Greeting everyone. I have an excel file that I need to clean and fill NaN values according to column data types, like if column data type is object I need to fill "NULL" in that column and if data types is integer or float 0 needs to be filled in those columns.
So far I have tried 2 method to do the job but no luck, here is the first
df = pd.read_excel("myExcel_files.xlsx")
df.select_dtypes(include='int64').fillna(0, inplace=True)
df.select_dtypes(include='float64').fillna(0.0, inplace=True)
df.select_dtypes(include='object').fillna("NULL", inplace=True)
and the output that I get is not an error but a warning and there is no change in data frame
C:\ProgramData\Anaconda3\lib\site-packages\pandas\core\frame.py:4259: SettingWithCopyWarning:
A value is trying to be set on a copy of a slice from a DataFrame
See the caveats in the documentation: http://pandas.pydata.org/pandas-docs/stable/user_guide/indexing.html#returning-a-view-versus-a-copy
**kwargs
df = pd.read_excel("myExcel_files.xlsx")
#get the list of all integer columns
int_cols = list(df.select_dtypes('int64').columns)

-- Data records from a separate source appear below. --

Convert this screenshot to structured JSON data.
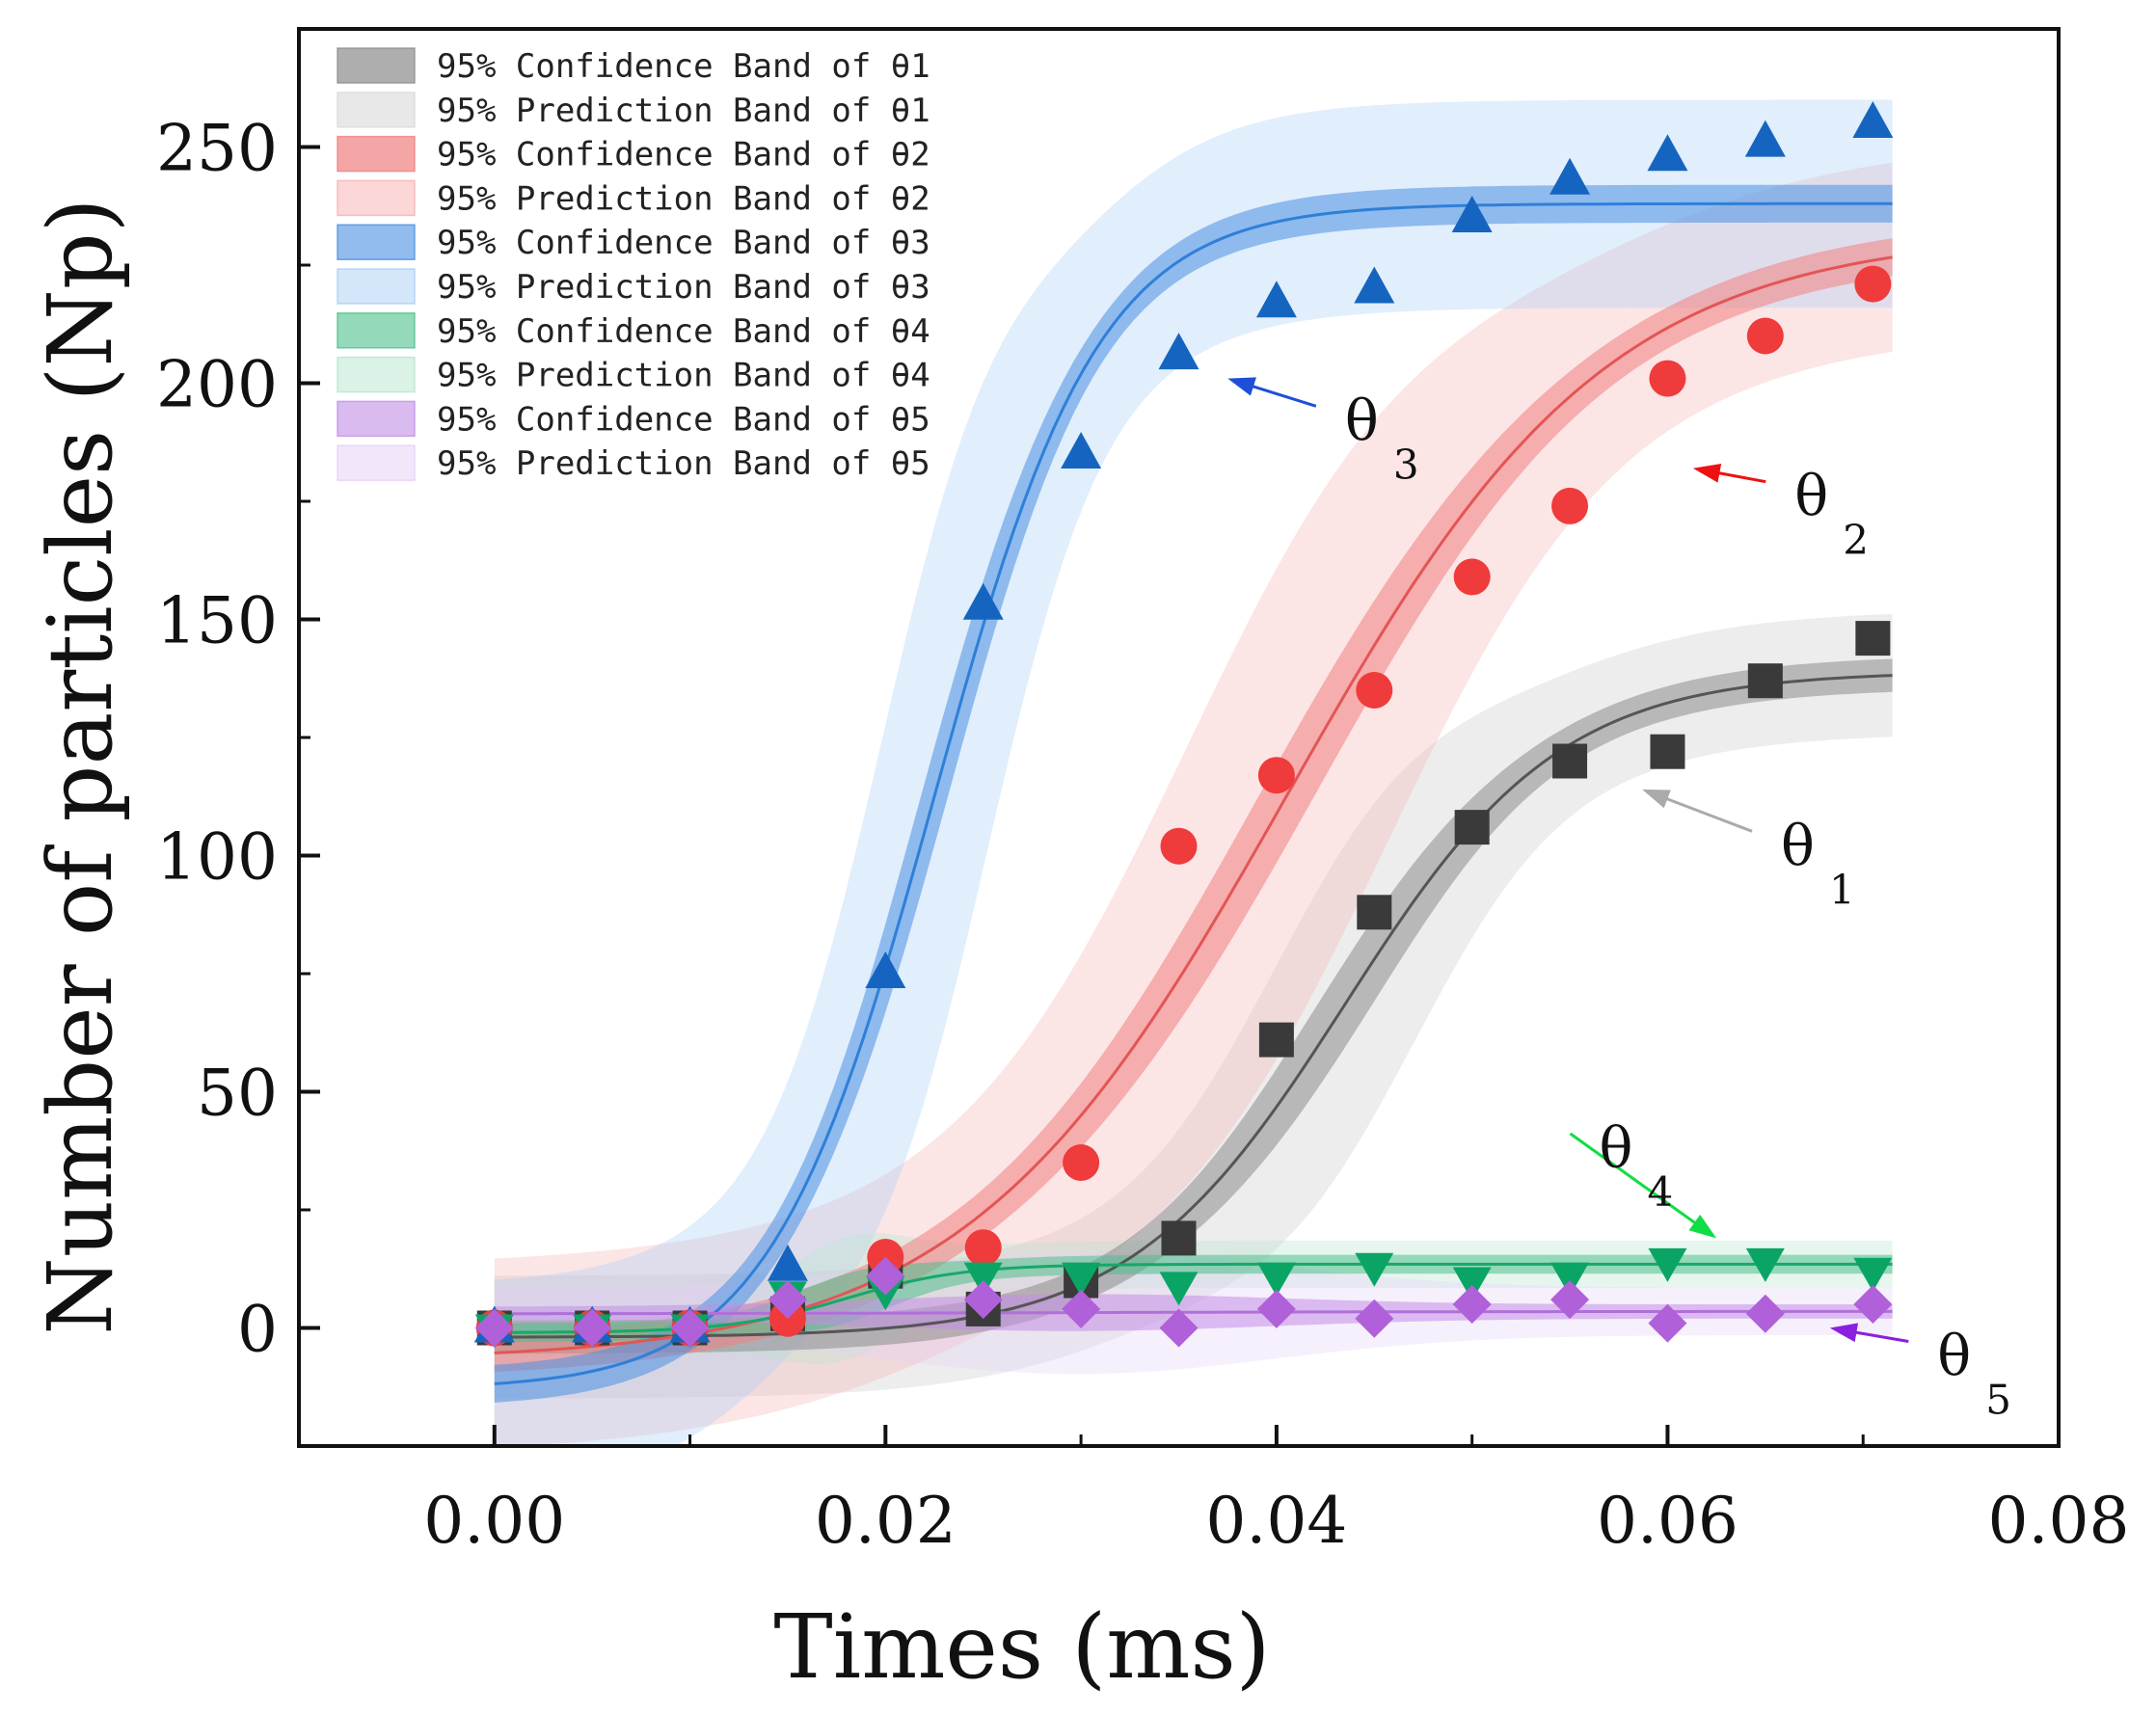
{
  "chart_data": {
    "type": "scatter",
    "title": "",
    "xlabel": "Times (ms)",
    "ylabel": "Number of particles (Np)",
    "xlim": [
      -0.01,
      0.08
    ],
    "ylim": [
      -25,
      275
    ],
    "xticks": [
      0.0,
      0.02,
      0.04,
      0.06,
      0.08
    ],
    "xtick_labels": [
      "0.00",
      "0.02",
      "0.04",
      "0.06",
      "0.08"
    ],
    "yticks": [
      0,
      50,
      100,
      150,
      200,
      250
    ],
    "ytick_labels": [
      "0",
      "50",
      "100",
      "150",
      "200",
      "250"
    ],
    "legend": [
      {
        "label": "95% Confidence Band of  θ1",
        "color": "#8c8c8c",
        "opacity": 0.7
      },
      {
        "label": "95% Prediction Band of  θ1",
        "color": "#d9d9d9",
        "opacity": 0.6
      },
      {
        "label": "95% Confidence Band of  θ2",
        "color": "#f08080",
        "opacity": 0.7
      },
      {
        "label": "95% Prediction Band of  θ2",
        "color": "#f7b0b0",
        "opacity": 0.5
      },
      {
        "label": "95% Confidence Band of  θ3",
        "color": "#4a90e2",
        "opacity": 0.6
      },
      {
        "label": "95% Prediction Band of  θ3",
        "color": "#a9cdf5",
        "opacity": 0.5
      },
      {
        "label": "95% Confidence Band of  θ4",
        "color": "#4fc08d",
        "opacity": 0.6
      },
      {
        "label": "95% Prediction Band of  θ4",
        "color": "#b7e6cf",
        "opacity": 0.5
      },
      {
        "label": "95% Confidence Band of  θ5",
        "color": "#c28ee6",
        "opacity": 0.6
      },
      {
        "label": "95% Prediction Band of  θ5",
        "color": "#e5d0f5",
        "opacity": 0.5
      }
    ],
    "series": [
      {
        "name": "θ1",
        "marker": "square",
        "color": "#3a3a3a",
        "line_color": "#555555",
        "band_color": "#8c8c8c",
        "pred_color": "#cccccc",
        "fit": {
          "A1": -2,
          "A2": 139,
          "x0": 0.0435,
          "dx": 0.0055,
          "ci": 3.5,
          "pi": 13
        },
        "x": [
          0.0,
          0.005,
          0.01,
          0.015,
          0.02,
          0.025,
          0.03,
          0.035,
          0.04,
          0.045,
          0.05,
          0.055,
          0.06,
          0.065,
          0.0705
        ],
        "y": [
          0,
          0,
          0,
          3,
          12,
          4,
          10,
          19,
          61,
          88,
          106,
          120,
          122,
          137,
          146
        ]
      },
      {
        "name": "θ2",
        "marker": "circle",
        "color": "#ef3b3b",
        "line_color": "#e35555",
        "band_color": "#f08080",
        "pred_color": "#f7b5b5",
        "fit": {
          "A1": -7,
          "A2": 232,
          "x0": 0.0405,
          "dx": 0.0082,
          "ci": 4,
          "pi": 20
        },
        "x": [
          0.0,
          0.005,
          0.01,
          0.015,
          0.02,
          0.025,
          0.03,
          0.035,
          0.04,
          0.045,
          0.05,
          0.055,
          0.06,
          0.065,
          0.0705
        ],
        "y": [
          0,
          0,
          0,
          2,
          15,
          17,
          35,
          102,
          117,
          135,
          159,
          174,
          201,
          210,
          221
        ]
      },
      {
        "name": "θ3",
        "marker": "triangle-up",
        "color": "#1565c0",
        "line_color": "#2f7fd8",
        "band_color": "#4a90e2",
        "pred_color": "#a9cdf5",
        "fit": {
          "A1": -13,
          "A2": 238,
          "x0": 0.0225,
          "dx": 0.0042,
          "ci": 4,
          "pi": 22
        },
        "x": [
          0.0,
          0.005,
          0.01,
          0.015,
          0.02,
          0.025,
          0.03,
          0.035,
          0.04,
          0.045,
          0.05,
          0.055,
          0.06,
          0.065,
          0.0705
        ],
        "y": [
          0,
          0,
          0,
          13,
          75,
          153,
          185,
          206,
          217,
          220,
          235,
          243,
          248,
          251,
          255
        ]
      },
      {
        "name": "θ4",
        "marker": "triangle-down",
        "color": "#0aa565",
        "line_color": "#16a86a",
        "band_color": "#4fc08d",
        "pred_color": "#b7e6cf",
        "fit": {
          "A1": -1,
          "A2": 13.5,
          "x0": 0.018,
          "dx": 0.003,
          "ci": 2,
          "pi": 5
        },
        "x": [
          0.0,
          0.005,
          0.01,
          0.015,
          0.02,
          0.025,
          0.03,
          0.035,
          0.04,
          0.045,
          0.05,
          0.055,
          0.06,
          0.065,
          0.0705
        ],
        "y": [
          0,
          0,
          0,
          7,
          8,
          11,
          11,
          9,
          11,
          13,
          10,
          11,
          14,
          14,
          12
        ]
      },
      {
        "name": "θ5",
        "marker": "diamond",
        "color": "#b060d8",
        "line_color": "#b070d8",
        "band_color": "#c28ee6",
        "pred_color": "#e5d0f5",
        "fit": {
          "A1": 3,
          "A2": 3.5,
          "x0": 0.03,
          "dx": 0.01,
          "ci": 1.5,
          "pi": 5
        },
        "x": [
          0.0,
          0.005,
          0.01,
          0.015,
          0.02,
          0.025,
          0.03,
          0.035,
          0.04,
          0.045,
          0.05,
          0.055,
          0.06,
          0.065,
          0.0705
        ],
        "y": [
          0,
          0,
          0,
          6,
          11,
          6,
          4,
          0,
          4,
          2,
          5,
          6,
          1,
          3,
          5
        ]
      }
    ],
    "annotations": [
      {
        "symbol": "θ",
        "sub": "3",
        "color": "#1f4fd8",
        "arrow_to": [
          0.0375,
          201
        ],
        "text_at": [
          0.0435,
          188
        ]
      },
      {
        "symbol": "θ",
        "sub": "2",
        "color": "#ee1111",
        "arrow_to": [
          0.0613,
          182
        ],
        "text_at": [
          0.0665,
          172
        ]
      },
      {
        "symbol": "θ",
        "sub": "1",
        "color": "#aaaaaa",
        "arrow_to": [
          0.0587,
          114
        ],
        "text_at": [
          0.0658,
          98
        ]
      },
      {
        "symbol": "θ",
        "sub": "4",
        "color": "#11dd44",
        "arrow_to": [
          0.0625,
          19
        ],
        "text_at": [
          0.0565,
          34
        ]
      },
      {
        "symbol": "θ",
        "sub": "5",
        "color": "#8a1fe0",
        "arrow_to": [
          0.0683,
          0
        ],
        "text_at": [
          0.0738,
          -10
        ]
      }
    ]
  }
}
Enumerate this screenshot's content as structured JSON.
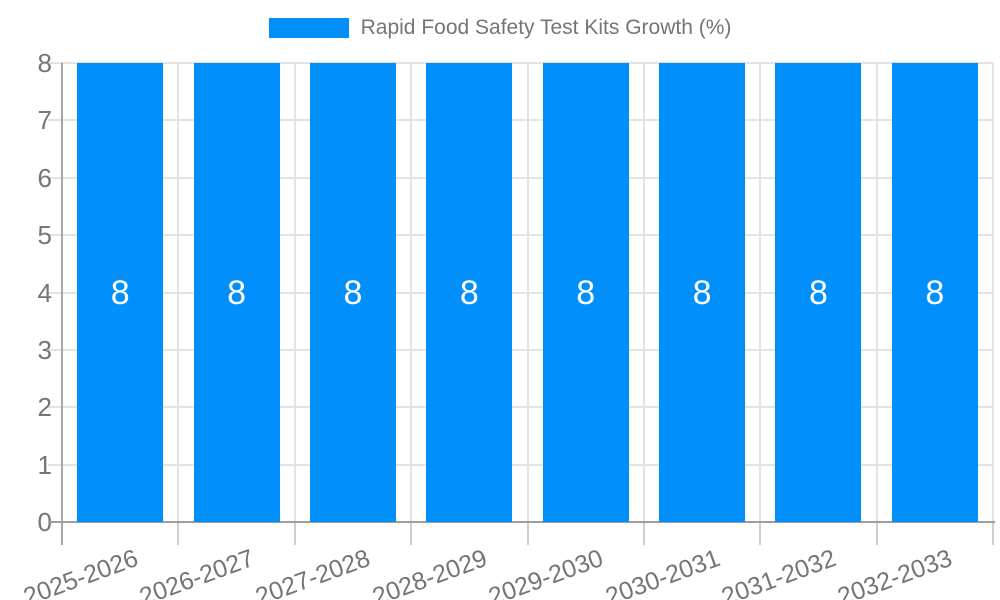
{
  "legend": {
    "position": "top",
    "items": [
      {
        "label": "Rapid Food Safety Test Kits Growth (%)",
        "color": "#008FFB"
      }
    ]
  },
  "chart_data": {
    "type": "bar",
    "title": "Rapid Food Safety Test Kits Growth (%)",
    "categories": [
      "2025-2026",
      "2026-2027",
      "2027-2028",
      "2028-2029",
      "2029-2030",
      "2030-2031",
      "2031-2032",
      "2032-2033"
    ],
    "series": [
      {
        "name": "Rapid Food Safety Test Kits Growth (%)",
        "color": "#008FFB",
        "values": [
          8,
          8,
          8,
          8,
          8,
          8,
          8,
          8
        ]
      }
    ],
    "value_labels": [
      "8",
      "8",
      "8",
      "8",
      "8",
      "8",
      "8",
      "8"
    ],
    "xlabel": "",
    "ylabel": "",
    "ylim": [
      0,
      8
    ],
    "yticks": [
      0,
      1,
      2,
      3,
      4,
      5,
      6,
      7,
      8
    ],
    "grid": true,
    "x_label_rotation_deg": -20,
    "legend_position": "top",
    "colors": {
      "bar": "#008FFB",
      "grid": "#e3e3e3",
      "axis": "#9e9e9e",
      "tick_text": "#757575",
      "value_label": "#ffffff",
      "legend_text": "#757575",
      "background": "#ffffff"
    }
  }
}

#get the list of all float columns
float_cols = list(df.select_dtypes('float64').columns)
#get the list of all object columns
object_cols = list(df.select_dtypes('object').columns)
#looping through if each column to fillna
for i in int_cols:
df[i].fillna(0,inplace=True)
for f in float_cols:
df[f].fillna(0,inplace=True)
for o in object_cols:
df[o].fillna("NULL",inplace=True)
Both of my methods doesn't work. Many thanks for any help or suggestions. Regards -Manish
I think that instead of using select_dtypes
and iterating over columns you can take the .dtypes
of your DF and replace float64's wth 0.0 and objects with "NULL"... you don't need to worry about int64's as they generally won't have missing values to fill (unless you're using pd.NA
or a nullable int type), so you might be able to do a single operation of:
df.fillna(df.dtypes.replace({'float64': 0.0, 'O': 'NULL'}), inplace=True)
You can also add downcast='infer'
so that if you have what can be int64
s in a float64
column, you end up with int64
s, eg given:
df = pd.DataFrame({
'a': [1.0, 2, np.nan, 4],
'b': [np.nan, 'hello', np.nan, 'blah'],
'c': [1.1, 1.2, 1.3, np.nan]
})
Then:
df.fillna(df.dtypes.replace({'float64': 0.0, 'O': 'NULL'}), downcast='infer', inplace=True)
Will give you (note column a
was downcast to int but c
remains float):
a b c
0 1 NULL 1.1
1 2 hello 1.2
2 0 NULL 1.3
3 4 blah 0.0